Ne consegue che il primo e più importante passo per riprendere in mano la propria vita è lavorare sull’accettazione, riconoscere quello che siamo, i nostri aspetti positivi e negativi, reputando valide le nostre emozioni e legittimando, quindi, anche un eventuale stato di disagio. La condizione di languishing è molto comune, non c’è motivo per provarne vergogna o senso di colpa. Non riconoscerla, trascurarla o negarla potrebbe portare ad ingigantire il problema. È fondamentale riconoscere di essere in difficoltà e, se necessario, chiedere aiuto ad un professionista.
Un secondo step consisterà, poi, nel diventare responsabili del nostro benessere. Anche se non possiamo cambiare la situazione ambientale intorno a noi, possiamo individuare ciò che è in nostro potere fare. Prefissiamoci obiettivi realistici nel breve, medio e lungo termine e individuiamo tempistiche, strumenti e strategie per raggiungerli. Organizziamo il nostro tempo nella maniera più funzionale possibile, cercando di non frammentare le nostre attività, per non alimentare un senso di incompiutezza e dispersione di energie. Ricordiamo di inserire movimento fisico, spazio per il relax e attività piacevoli.
Ancora sarà importante coltivare rapporti profondi e continuativi con le persone, in presenza (laddove è possibile) o attraverso i mezzi di comunicazione offerti dalla tecnologia, in modo da condividere ciò che proviamo, sentiamo o pensiamo. Ci accorgeremo di non essere soli e potremmo trarre conforto dall’empatia ricevuta e offerta.
Dobbiamo, poi, recuperare i nostri valori, ciò che è importante e significativo per la nostra vita, e manteniamo il focus su di essi. La pandemia potrà averci obbligato a modificare i mezzi e le modalità attraverso cui dispiegare il nostro potenziale, ma non potrà aver oscurato lo scopo ultimo della nostra esistenza.

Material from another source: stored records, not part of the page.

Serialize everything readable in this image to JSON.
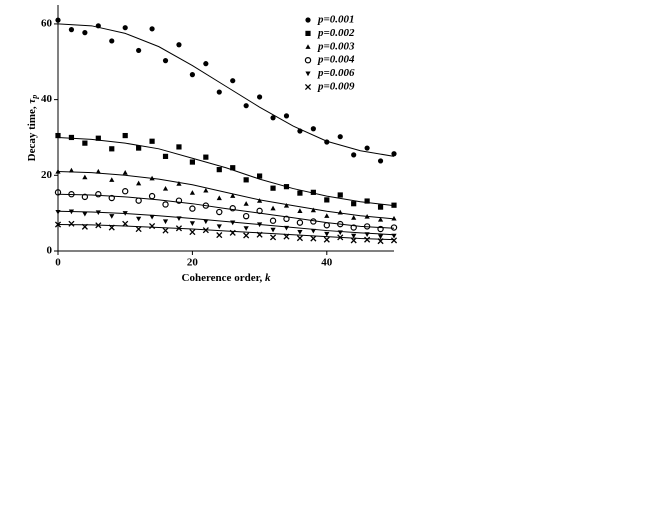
{
  "chart_data": {
    "type": "scatter",
    "xlabel": {
      "text": "Coherence order, ",
      "symbol": "k"
    },
    "ylabel": {
      "text": "Decay time, ",
      "symbol": "τ",
      "subscript": "p"
    },
    "xlim": [
      0,
      50
    ],
    "ylim": [
      0,
      65
    ],
    "xticks": [
      0,
      20,
      40
    ],
    "yticks": [
      0,
      20,
      40,
      60
    ],
    "x": [
      0,
      2,
      4,
      6,
      8,
      10,
      12,
      14,
      16,
      18,
      20,
      22,
      24,
      26,
      28,
      30,
      32,
      34,
      36,
      38,
      40,
      42,
      44,
      46,
      48,
      50
    ],
    "fit_x": [
      0,
      5,
      10,
      15,
      20,
      25,
      30,
      35,
      40,
      45,
      50
    ],
    "series": [
      {
        "name": "p=0.001",
        "color": "#000000",
        "marker": "circle",
        "values": [
          61,
          58.5,
          57.7,
          59.5,
          55.5,
          59,
          53,
          58.7,
          50.3,
          54.5,
          46.6,
          49.5,
          42,
          45,
          38.4,
          40.7,
          35.2,
          35.7,
          31.7,
          32.3,
          28.8,
          30.2,
          25.4,
          27.2,
          23.8,
          25.7
        ],
        "fit": [
          60,
          59.5,
          57.5,
          54,
          49,
          43.5,
          38,
          33,
          29,
          26.5,
          25
        ]
      },
      {
        "name": "p=0.002",
        "color": "#000000",
        "marker": "square",
        "values": [
          30.5,
          30,
          28.5,
          29.8,
          27,
          30.5,
          27.2,
          29,
          25,
          27.5,
          23.5,
          24.8,
          21.5,
          22,
          18.8,
          19.8,
          16.6,
          17,
          15.3,
          15.5,
          13.5,
          14.8,
          12.5,
          13.2,
          11.6,
          12.1
        ],
        "fit": [
          30,
          29.5,
          28.5,
          27,
          24.5,
          22,
          19,
          16.5,
          14.5,
          13,
          12
        ]
      },
      {
        "name": "p=0.003",
        "color": "#000000",
        "marker": "triangle",
        "values": [
          21,
          21.3,
          19.5,
          21,
          18.8,
          20.7,
          17.9,
          19.2,
          16.5,
          17.8,
          15.4,
          16,
          14,
          14.6,
          12.5,
          13.3,
          11.3,
          12,
          10.6,
          10.8,
          9.3,
          10.2,
          8.8,
          9.1,
          8.3,
          8.6
        ],
        "fit": [
          21,
          20.7,
          20,
          19,
          17.5,
          15.5,
          13.5,
          12,
          10.5,
          9.3,
          8.5
        ]
      },
      {
        "name": "p=0.004",
        "color": "#000000",
        "marker": "open-circle",
        "values": [
          15.5,
          15,
          14.3,
          15,
          14,
          15.8,
          13.3,
          14.5,
          12.3,
          13.3,
          11.2,
          12,
          10.3,
          11.3,
          9.2,
          10.6,
          8,
          8.5,
          7.5,
          7.8,
          6.8,
          7.1,
          6.2,
          6.5,
          5.8,
          6.2
        ],
        "fit": [
          15,
          14.8,
          14.3,
          13.5,
          12.5,
          11.2,
          10,
          8.8,
          7.5,
          6.5,
          6
        ]
      },
      {
        "name": "p=0.006",
        "color": "#000000",
        "marker": "down-triangle",
        "values": [
          10.3,
          10.4,
          9.8,
          10.2,
          9.2,
          10,
          8.5,
          9,
          7.8,
          8.6,
          7.3,
          7.8,
          6.5,
          7.5,
          6,
          7,
          5.6,
          6.1,
          5,
          5.3,
          4.5,
          4.9,
          4,
          4.4,
          3.8,
          4
        ],
        "fit": [
          10.5,
          10.3,
          9.9,
          9.3,
          8.6,
          7.8,
          7,
          6.2,
          5.4,
          4.8,
          4.3
        ]
      },
      {
        "name": "p=0.009",
        "color": "#000000",
        "marker": "cross",
        "values": [
          7,
          7.2,
          6.4,
          6.8,
          6.2,
          7.2,
          5.8,
          6.6,
          5.4,
          6,
          5,
          5.5,
          4.2,
          4.8,
          4.1,
          4.3,
          3.6,
          3.8,
          3.4,
          3.3,
          3,
          3.6,
          2.8,
          3,
          2.6,
          2.8
        ],
        "fit": [
          7,
          6.9,
          6.6,
          6.2,
          5.8,
          5.3,
          4.8,
          4.3,
          3.8,
          3.3,
          3
        ]
      }
    ]
  }
}
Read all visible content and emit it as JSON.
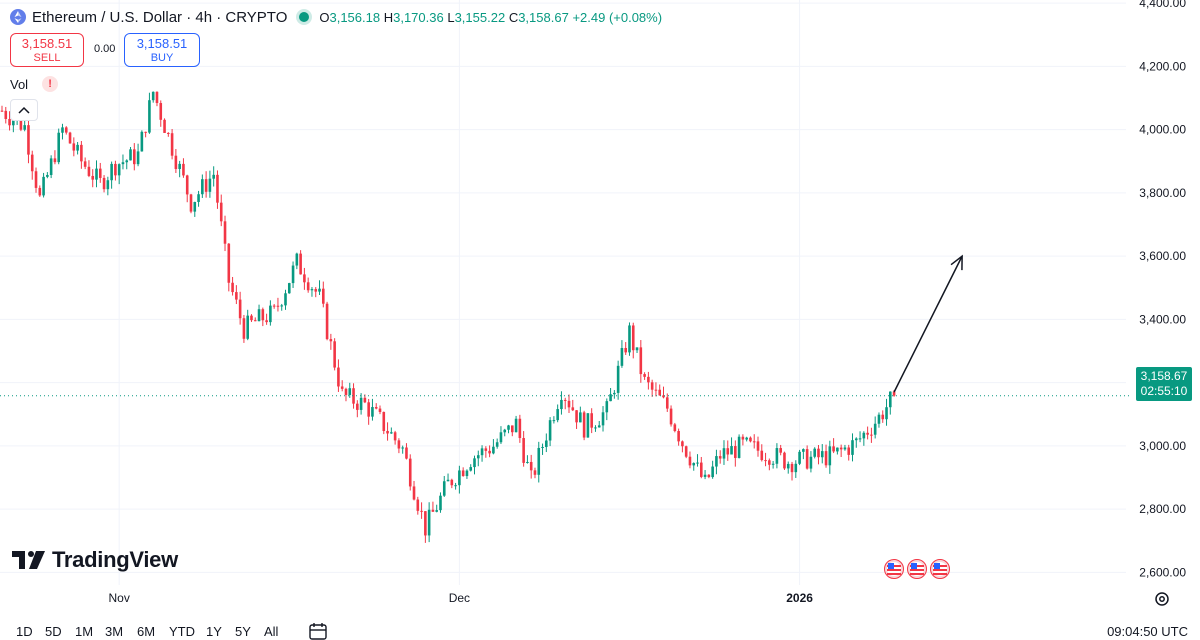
{
  "header": {
    "symbol_title": "Ethereum / U.S. Dollar · 4h · CRYPTO",
    "ohlc": {
      "o_label": "O",
      "o_value": "3,156.18",
      "h_label": "H",
      "h_value": "3,170.36",
      "l_label": "L",
      "l_value": "3,155.22",
      "c_label": "C",
      "c_value": "3,158.67",
      "change": "+2.49 (+0.08%)"
    }
  },
  "trade": {
    "sell_price": "3,158.51",
    "sell_label": "SELL",
    "spread": "0.00",
    "buy_price": "3,158.51",
    "buy_label": "BUY"
  },
  "indicator": {
    "vol_label": "Vol",
    "warning": "!"
  },
  "logo": {
    "text": "TradingView"
  },
  "price_tag": {
    "price": "3,158.67",
    "countdown": "02:55:10"
  },
  "bottom_bar": {
    "ranges": [
      "1D",
      "5D",
      "1M",
      "3M",
      "6M",
      "YTD",
      "1Y",
      "5Y",
      "All"
    ],
    "time": "09:04:50 UTC"
  },
  "colors": {
    "up": "#089981",
    "down": "#f23645",
    "accent": "#2962ff",
    "grid": "#f0f3fa"
  },
  "icons": [
    "ethereum-icon",
    "live-dot-icon",
    "warning-icon",
    "chevron-up-icon",
    "tradingview-logo-icon",
    "calendar-icon",
    "settings-icon",
    "us-flag-icon"
  ],
  "chart_data": {
    "type": "candlestick",
    "timeframe": "4h",
    "y_ticks": [
      4400,
      4200,
      4000,
      3800,
      3600,
      3400,
      3200,
      3000,
      2800,
      2600
    ],
    "y_tick_labels": [
      "4,400.00",
      "4,200.00",
      "4,000.00",
      "3,800.00",
      "3,600.00",
      "3,400.00",
      "3,200.00",
      "3,000.00",
      "2,800.00",
      "2,600.00"
    ],
    "ylim": [
      2560,
      4410
    ],
    "x_labels": [
      "Nov",
      "Dec",
      "2026"
    ],
    "x_label_index": [
      31,
      121,
      211
    ],
    "last_price": 3158.67,
    "price_path_anchors": [
      [
        0,
        4060
      ],
      [
        6,
        4010
      ],
      [
        10,
        3780
      ],
      [
        16,
        4000
      ],
      [
        21,
        3900
      ],
      [
        26,
        3830
      ],
      [
        30,
        3890
      ],
      [
        36,
        3920
      ],
      [
        40,
        4120
      ],
      [
        44,
        3980
      ],
      [
        50,
        3770
      ],
      [
        56,
        3860
      ],
      [
        60,
        3520
      ],
      [
        64,
        3370
      ],
      [
        68,
        3400
      ],
      [
        72,
        3420
      ],
      [
        78,
        3580
      ],
      [
        84,
        3470
      ],
      [
        90,
        3160
      ],
      [
        96,
        3130
      ],
      [
        100,
        3080
      ],
      [
        106,
        2990
      ],
      [
        112,
        2740
      ],
      [
        118,
        2880
      ],
      [
        124,
        2960
      ],
      [
        130,
        3000
      ],
      [
        136,
        3070
      ],
      [
        140,
        2890
      ],
      [
        144,
        3040
      ],
      [
        148,
        3180
      ],
      [
        154,
        3060
      ],
      [
        160,
        3110
      ],
      [
        166,
        3360
      ],
      [
        170,
        3200
      ],
      [
        176,
        3120
      ],
      [
        180,
        3010
      ],
      [
        186,
        2880
      ],
      [
        190,
        2970
      ],
      [
        196,
        3000
      ],
      [
        202,
        2980
      ],
      [
        208,
        2950
      ],
      [
        214,
        2960
      ],
      [
        220,
        2970
      ],
      [
        226,
        3010
      ],
      [
        232,
        3090
      ],
      [
        236,
        3158.67
      ]
    ],
    "candles": [],
    "annotations": [
      {
        "type": "arrow",
        "from": [
          236,
          3170
        ],
        "to": [
          254,
          3600
        ]
      }
    ],
    "event_markers": 3
  }
}
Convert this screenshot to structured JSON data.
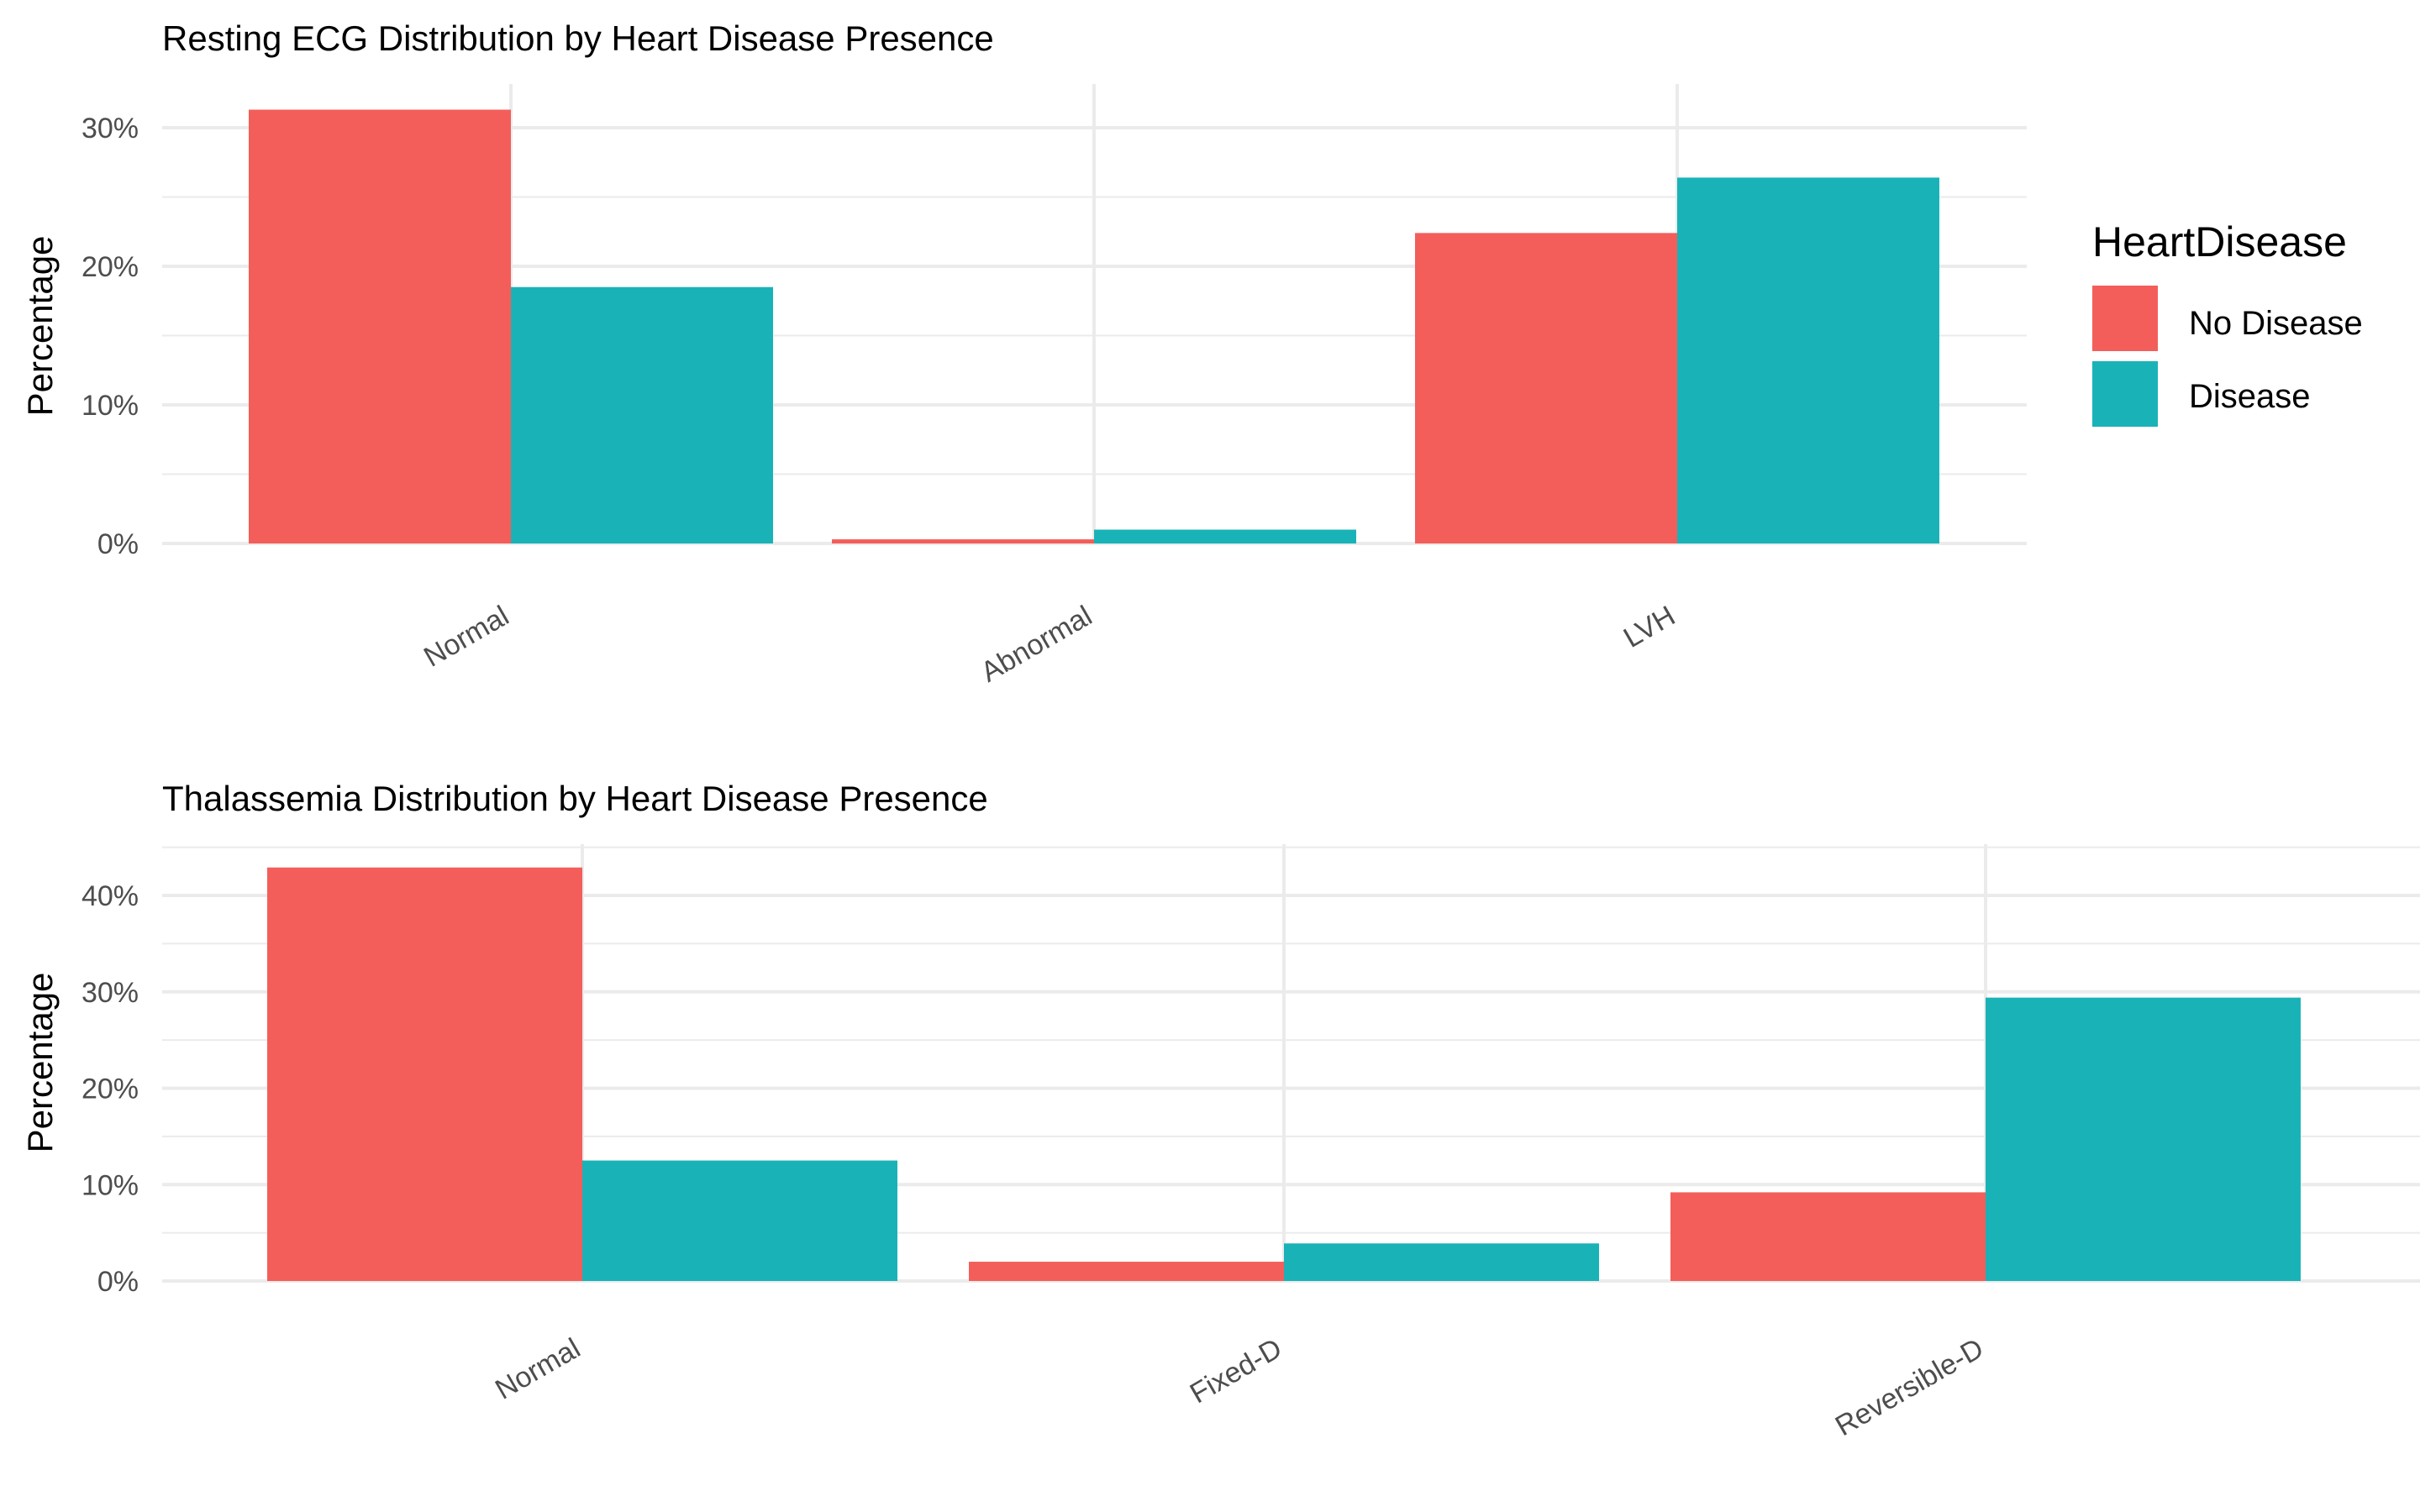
{
  "colors": {
    "no_disease": "#F35E5A",
    "disease": "#19B3B7",
    "grid": "#EBEBEB",
    "tick_text": "#4D4D4D"
  },
  "legend": {
    "title": "HeartDisease",
    "position": "right",
    "items": [
      {
        "label": "No Disease",
        "color": "#F35E5A"
      },
      {
        "label": "Disease",
        "color": "#19B3B7"
      }
    ]
  },
  "chart_data": [
    {
      "type": "bar",
      "title": "Resting ECG Distribution by Heart Disease Presence",
      "xlabel": "",
      "ylabel": "Percentage",
      "categories": [
        "Normal",
        "Abnormal",
        "LVH"
      ],
      "series": [
        {
          "name": "No Disease",
          "values": [
            31.3,
            0.3,
            22.4
          ]
        },
        {
          "name": "Disease",
          "values": [
            18.5,
            1.0,
            26.4
          ]
        }
      ],
      "ylim": [
        0,
        30
      ],
      "yticks": [
        "0%",
        "10%",
        "20%",
        "30%"
      ],
      "grid": true
    },
    {
      "type": "bar",
      "title": "Thalassemia Distribution by Heart Disease Presence",
      "xlabel": "",
      "ylabel": "Percentage",
      "categories": [
        "Normal",
        "Fixed-D",
        "Reversible-D"
      ],
      "series": [
        {
          "name": "No Disease",
          "values": [
            42.9,
            2.0,
            9.2
          ]
        },
        {
          "name": "Disease",
          "values": [
            12.5,
            3.9,
            29.4
          ]
        }
      ],
      "ylim": [
        0,
        40
      ],
      "yticks": [
        "0%",
        "10%",
        "20%",
        "30%",
        "40%"
      ],
      "grid": true
    }
  ]
}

Ancora, proviamo a considerare un momento di difficoltà come un’occasione di crescita. Nessuno si augura di provare dolore nella propria vita, ma questa purtroppo è una condizione inevitabile dell’esistenza. Il contagio da Covid-19 potrebbe averci coinvolto direttamente o indirettamente, potrebbe aver arrecato grande sofferenza a noi, ai nostri cari, ai nostri amici, alla nostra comunità, potrebbe averci colpito a livello medico, lavorativo, economico, scolastico o relazionale. Potrebbe, tuttavia, non averci danneggiato soltanto: forse ci ha anche insegnato qualcosa, forse ha permesso anche delle migliorie all’interno di noi stessi, potrebbe averci reso più consapevoli dell’importanza di ciò di cui siamo stati deprivati, forse ora siamo più abili nell’uso della tecnologia per lavorare, forse siamo anche più creativi nel fai-da-te. Osservare come tutto può rappresentare un’importante occasione di crescita è una prospettiva davvero preziosa!

Notazioni Bibliografiche:
– https://www.nytimes.com/2021/04/19/well/mind/covid-mental-health-languishing.html;
• Keyes, C.L.M. (2002). The Mental Health Continuum: From Languishing to Flourishing in a Life. Journal of Health and Social Behavior;
• Bassi, M., Negri, L., Delle Fave, A., & Accardi, R. (2021). The relationship between post-traumatic stress and positive mental health symptoms among health workers during COVID-19 pandemic in Lombardy, Italy. Journal of affective disorders.